Well, I suppose we can finally state that "Subprime is contained". Actually there's a reason the defaults for subprime are dropping off, that's because the interest rate resets are mostly done so the defaults which lag the resets by a few months have been tapering off over the summer and should continue to fall off into next year. See the Credit Suisse
mortgage reset chart, subprime is mostly behind us.
The bad news is Alt-A and Option ARMs are still ahead of us, we're just about to get into the juicy part of the next mortgage interest reset cycle which will set off a whole new wave of defaults. The really bad news is this:
Bloomberg link
Excerpt:
The percentage of loans on which foreclosure actions were started was 1.36 percent, down from 1.37 percent in the first quarter, driven by the decline in subprime loans. New foreclosures on prime loans increased to 1.01 percent from 0.94 percent, while subprime loans dropped to 4.13 percent from 4.65 percent, Brinkmann said.
The delinquency rate for prime loans rose to 6.41 percent from 6.06 percent, and the share of prime loans in foreclosure increased to 3 percent from 2.49 percent.
And this
Housingwire link
Excerpt:
A slower cure rate among delinquent loans erased improvements in the number of loans rolling into delinquency status among US residential mortgage-backed securities (RMBS), according to Fitch Ratings.

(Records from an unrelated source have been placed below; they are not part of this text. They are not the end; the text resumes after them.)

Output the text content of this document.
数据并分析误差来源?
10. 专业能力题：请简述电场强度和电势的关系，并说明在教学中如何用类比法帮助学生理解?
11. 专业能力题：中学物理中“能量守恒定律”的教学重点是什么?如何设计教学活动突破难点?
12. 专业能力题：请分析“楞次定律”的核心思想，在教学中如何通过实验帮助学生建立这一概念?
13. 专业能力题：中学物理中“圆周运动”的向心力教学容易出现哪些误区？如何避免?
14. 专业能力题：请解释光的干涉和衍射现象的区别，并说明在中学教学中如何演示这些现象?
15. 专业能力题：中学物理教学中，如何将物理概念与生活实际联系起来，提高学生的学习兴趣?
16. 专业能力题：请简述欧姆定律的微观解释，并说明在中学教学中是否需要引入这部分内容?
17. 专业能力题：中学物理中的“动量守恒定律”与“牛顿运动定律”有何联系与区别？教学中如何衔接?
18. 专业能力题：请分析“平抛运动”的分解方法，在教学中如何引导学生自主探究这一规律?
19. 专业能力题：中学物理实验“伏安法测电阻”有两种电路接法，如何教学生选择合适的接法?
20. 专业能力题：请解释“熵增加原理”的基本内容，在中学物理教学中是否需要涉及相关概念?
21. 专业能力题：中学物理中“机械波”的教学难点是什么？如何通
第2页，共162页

Cure rates decrease as fewer delinquent loans return to current payment status each months. The prime cure rate slipped from an average 45% during ‘00-’06 to 6.6% today. Alt-A cure rates dropped to 4.3% from an average 30.2% and subprime cure rates fell to 5.% from an average 19.4%.
“Recent stability of loans becoming delinquent do not take into account the drastic decrease in delinquency cure rates experienced in the prime sector since the peak of the housing market,” said managing director Roelof Slump in a corporate statement.
“Whereas prime had previously been distinct for its relatively high level of delinquency recoveries,” Slump added, “by this measure prime is no longer significantly outperforming other sectors.”
While prime loans are still going delinquent & defaulting at a much lower rate than subprime, the pool of prime loans is much larger so even a relative low rate of defaults results in tons of foreclosures. The most worrying part is the "cure rate", which is the percentage of loans which get back on track & up to date after a missed payment. For prime to drop from 45% to only 6.6% is very bad, it means once a payment is missed the home is almost certainly headed for default & foreclosure. Prime mortgages have never behaved this way, at least not since the last depression. When the resets start in earnest we'll be in for some interesting times. Another mortgage crisis is pretty much guaranteed.